Search code examples
pythontensorflowkerasdata-augmentation

Randomly apply Keras `PreprocessingLayer`


Imgaug has a p parameter which defines a probability for how often a certain augmentation is applied e.g. in 50% of the inputs. Is there something similar for the Keras PreprocessingLayers? One example of such a layer is the RandomFlip. In imgaug we can say that this function should be activated with a probability p, but I guess that the Keras implementation assumes that 50% of the images are to be flipped.

The current implementations of the PreprocessingLayers used for augmentation have the following structure:

If training==True apply function. Else pass input forward.
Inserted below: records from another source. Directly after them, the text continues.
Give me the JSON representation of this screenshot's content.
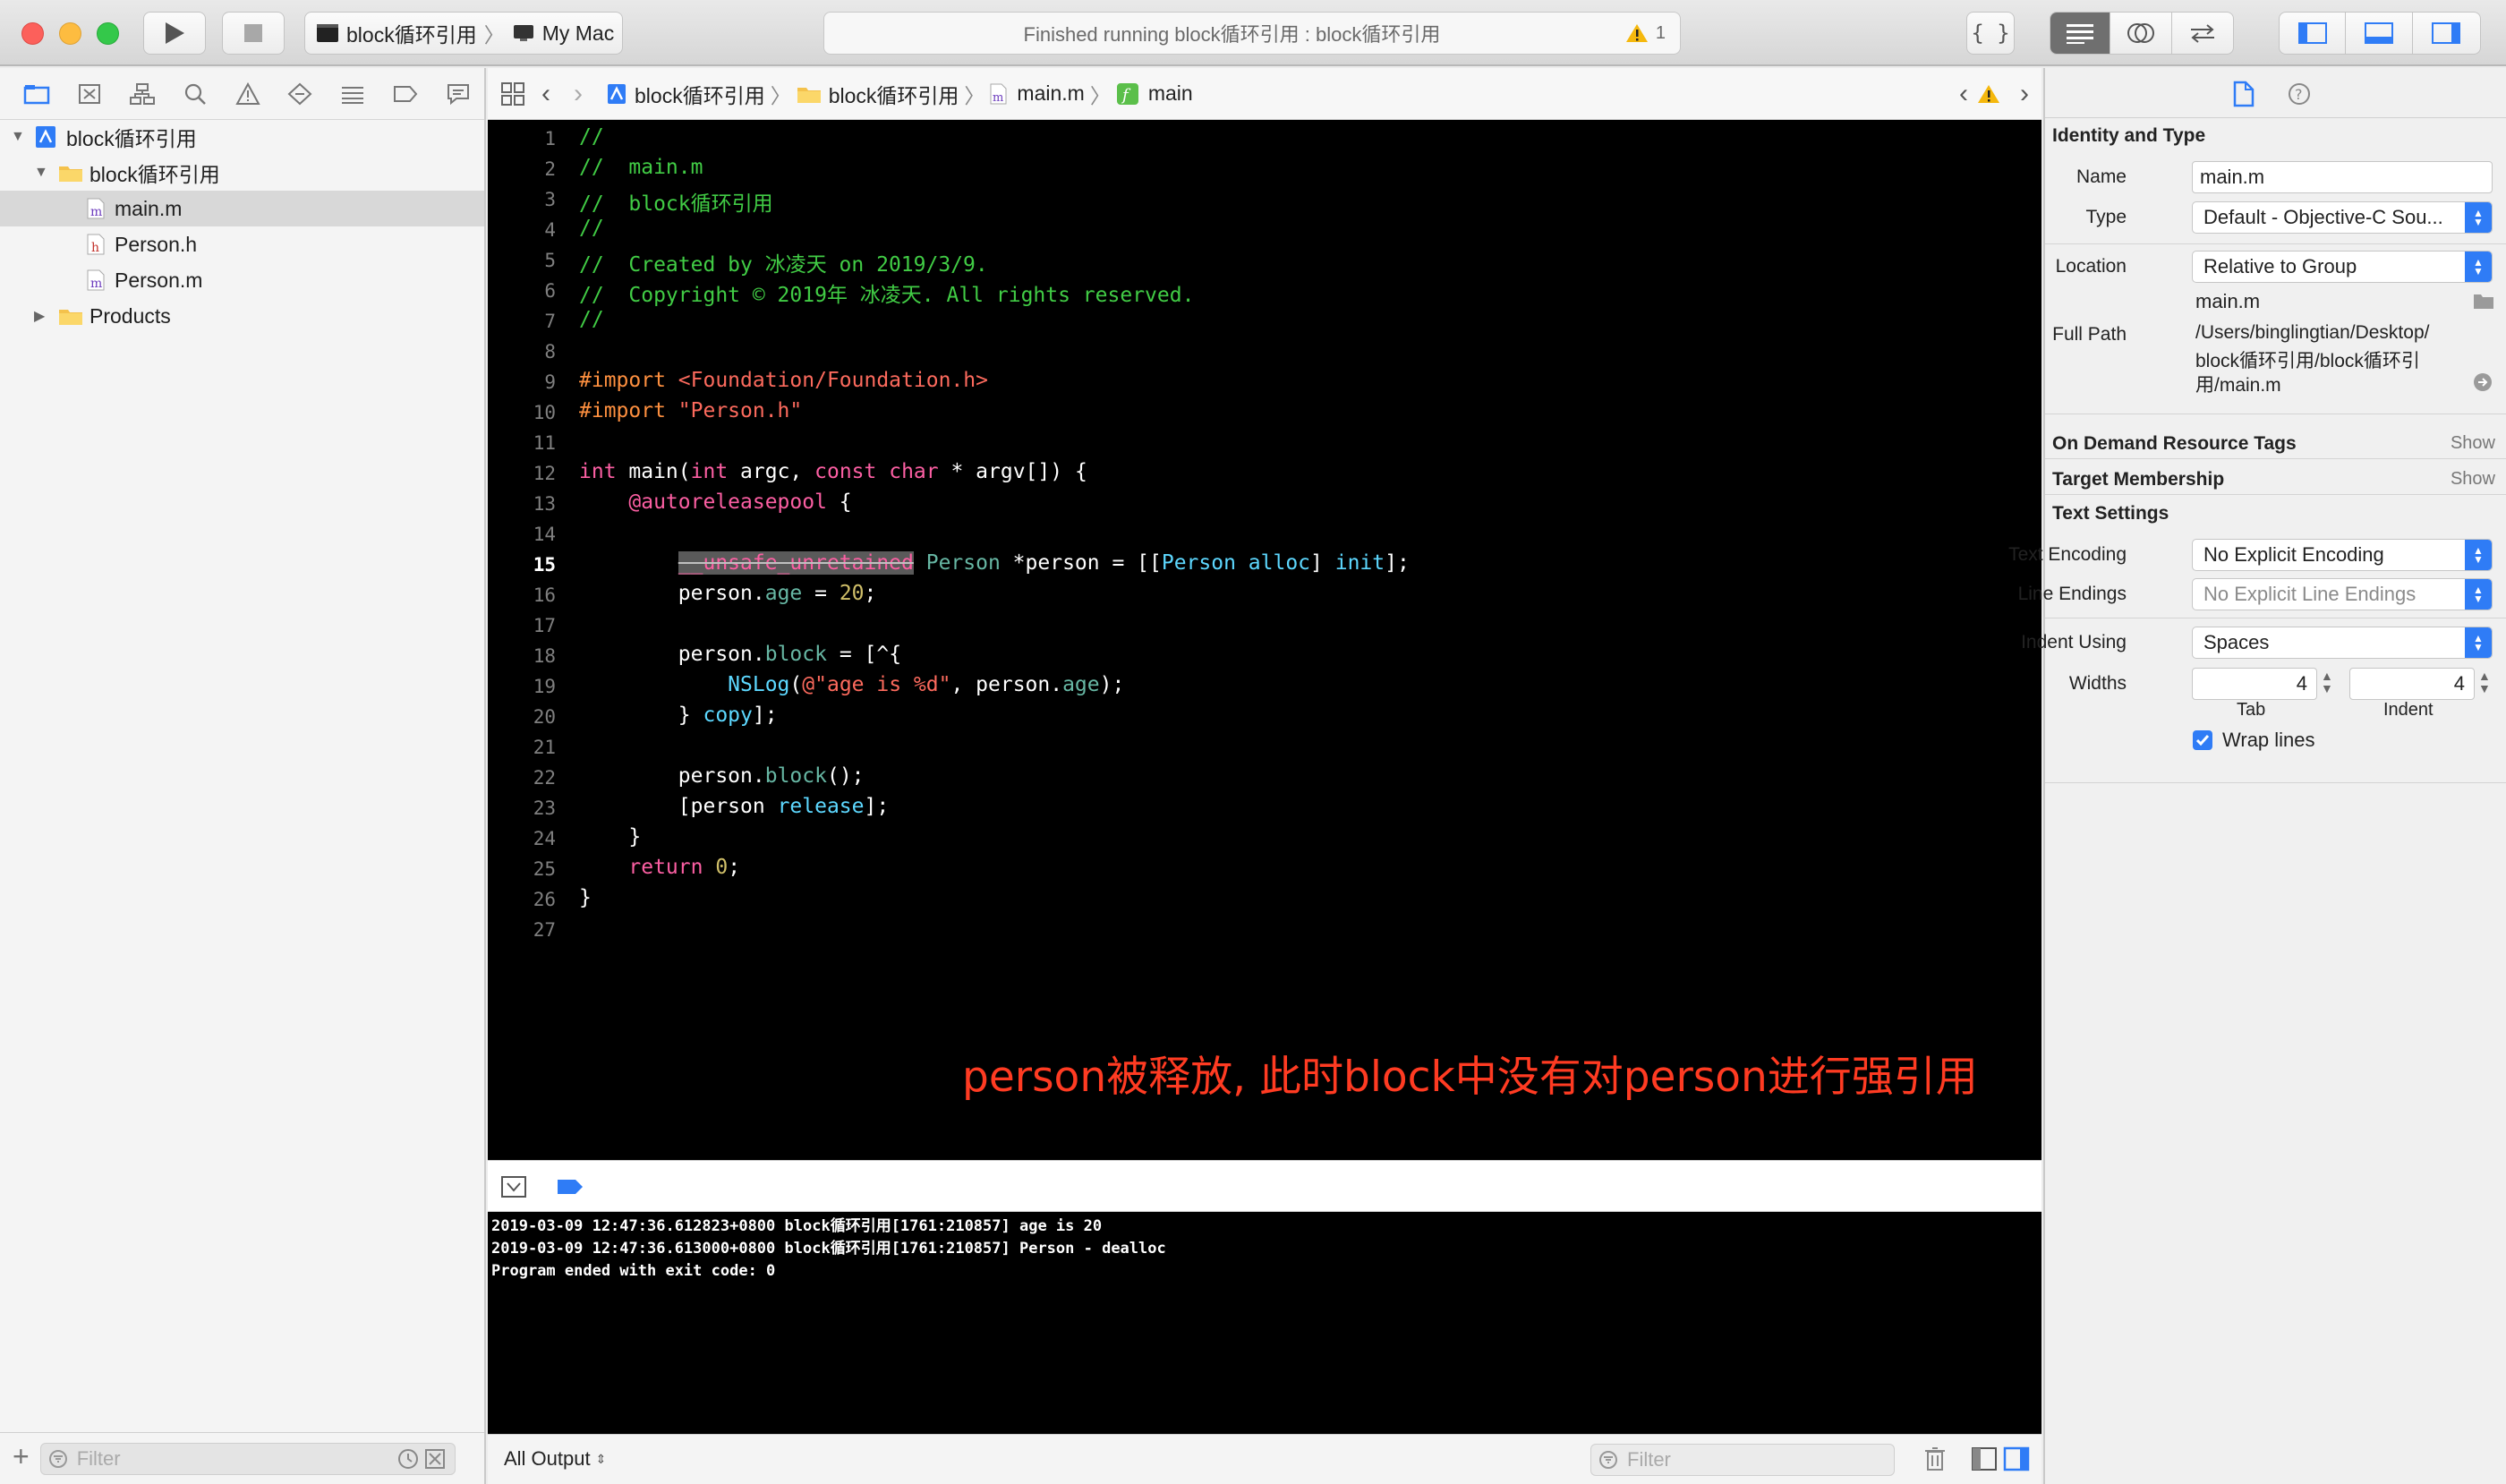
{
  "toolbar": {
    "scheme_target": "block循环引用",
    "scheme_device": "My Mac",
    "activity_status": "Finished running block循环引用 : block循环引用",
    "warning_count": "1"
  },
  "navigator": {
    "items": [
      {
        "label": "block循环引用",
        "kind": "project"
      },
      {
        "label": "block循环引用",
        "kind": "folder"
      },
      {
        "label": "main.m",
        "kind": "m-file",
        "selected": true
      },
      {
        "label": "Person.h",
        "kind": "h-file"
      },
      {
        "label": "Person.m",
        "kind": "m-file"
      },
      {
        "label": "Products",
        "kind": "folder"
      }
    ],
    "filter_placeholder": "Filter"
  },
  "jumpbar": {
    "crumbs": [
      "block循环引用",
      "block循环引用",
      "main.m",
      "main"
    ]
  },
  "editor": {
    "current_line": "15",
    "line_numbers": [
      "1",
      "2",
      "3",
      "4",
      "5",
      "6",
      "7",
      "8",
      "9",
      "10",
      "11",
      "12",
      "13",
      "14",
      "15",
      "16",
      "17",
      "18",
      "19",
      "20",
      "21",
      "22",
      "23",
      "24",
      "25",
      "26",
      "27"
    ],
    "lines": {
      "l1": "//",
      "l2": "//  main.m",
      "l3": "//  block循环引用",
      "l4": "//",
      "l5": "//  Created by 冰凌天 on 2019/3/9.",
      "l6": "//  Copyright © 2019年 冰凌天. All rights reserved.",
      "l7": "//",
      "l9a": "#import ",
      "l9b": "<Foundation/Foundation.h>",
      "l10a": "#import ",
      "l10b": "\"Person.h\"",
      "l12a": "int",
      "l12b": " main(",
      "l12c": "int",
      "l12d": " argc, ",
      "l12e": "const",
      "l12f": " ",
      "l12g": "char",
      "l12h": " * argv[]) {",
      "l13": "@autoreleasepool",
      "l13b": " {",
      "l15a": "__unsafe_unretained",
      "l15b": " Person",
      "l15c": " *person = [[",
      "l15d": "Person",
      "l15e": " alloc",
      "l15f": "] ",
      "l15g": "init",
      "l15h": "];",
      "l16a": "person.",
      "l16b": "age",
      "l16c": " = ",
      "l16d": "20",
      "l16e": ";",
      "l18a": "person.",
      "l18b": "block",
      "l18c": " = [^{",
      "l19a": "NSLog",
      "l19b": "(",
      "l19c": "@\"age is %d\"",
      "l19d": ", person.",
      "l19e": "age",
      "l19f": ");",
      "l20a": "} ",
      "l20b": "copy",
      "l20c": "];",
      "l22a": "person.",
      "l22b": "block",
      "l22c": "();",
      "l23a": "[person ",
      "l23b": "release",
      "l23c": "];",
      "l24": "}",
      "l25a": "return",
      "l25b": " ",
      "l25c": "0",
      "l25d": ";",
      "l26": "}"
    },
    "annotation": "person被释放, 此时block中没有对person进行强引用"
  },
  "console": {
    "lines": [
      "2019-03-09 12:47:36.612823+0800 block循环引用[1761:210857] age is 20",
      "2019-03-09 12:47:36.613000+0800 block循环引用[1761:210857] Person - dealloc",
      "Program ended with exit code: 0"
    ],
    "output_selector": "All Output",
    "filter_placeholder": "Filter"
  },
  "inspector": {
    "identity_title": "Identity and Type",
    "name_label": "Name",
    "name_value": "main.m",
    "type_label": "Type",
    "type_value": "Default - Objective-C Sou...",
    "location_label": "Location",
    "location_value": "Relative to Group",
    "location_file": "main.m",
    "fullpath_label": "Full Path",
    "fullpath_line1": "/Users/binglingtian/Desktop/",
    "fullpath_line2": "block循环引用/block循环引",
    "fullpath_line3": "用/main.m",
    "on_demand_title": "On Demand Resource Tags",
    "target_title": "Target Membership",
    "show_label": "Show",
    "text_settings_title": "Text Settings",
    "encoding_label": "Text Encoding",
    "encoding_value": "No Explicit Encoding",
    "line_endings_label": "Line Endings",
    "line_endings_value": "No Explicit Line Endings",
    "indent_using_label": "Indent Using",
    "indent_using_value": "Spaces",
    "widths_label": "Widths",
    "tab_width": "4",
    "indent_width": "4",
    "tab_label": "Tab",
    "indent_label": "Indent",
    "wrap_label": "Wrap lines"
  },
  "colors": {
    "accent": "#2f7cf6",
    "comment": "#41cc45",
    "keyword": "#fc5fa3",
    "string": "#fc6a5d",
    "annotation": "#ff3b22"
  }
}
def call(self,inputs, training=None, **kwargs):
      if training is None:
          training = K.learning_phase()
      def function():
          return do_something(input)

      # comparable to K.switch(condition,true_function,else_function)
      output = control_flow_util.smart_cond(training,function,lambda: inputs)
      return output

I could implement the random apply behavior by changing

    if training is None:
          training = K.learning_phase()

to something like

    if training is None:
          training = K.learning_phase()
          # most likely 'K.switch' or 'tf.cond' must be used instead of 'if' (but 'if' is more readable) 
          if training:
              training = uniform(0,1)<self.p

But I think this should be part of every RandomFunction layer. So I am asking here, does a parameter p already exist for the preprocessing layers? Or should I open an issue on GitHub?


Solution

  • Another note about KerasCV -- it also offers keras_cv.layers.MaybeApply, which does exactly what @Innat's answer suggests.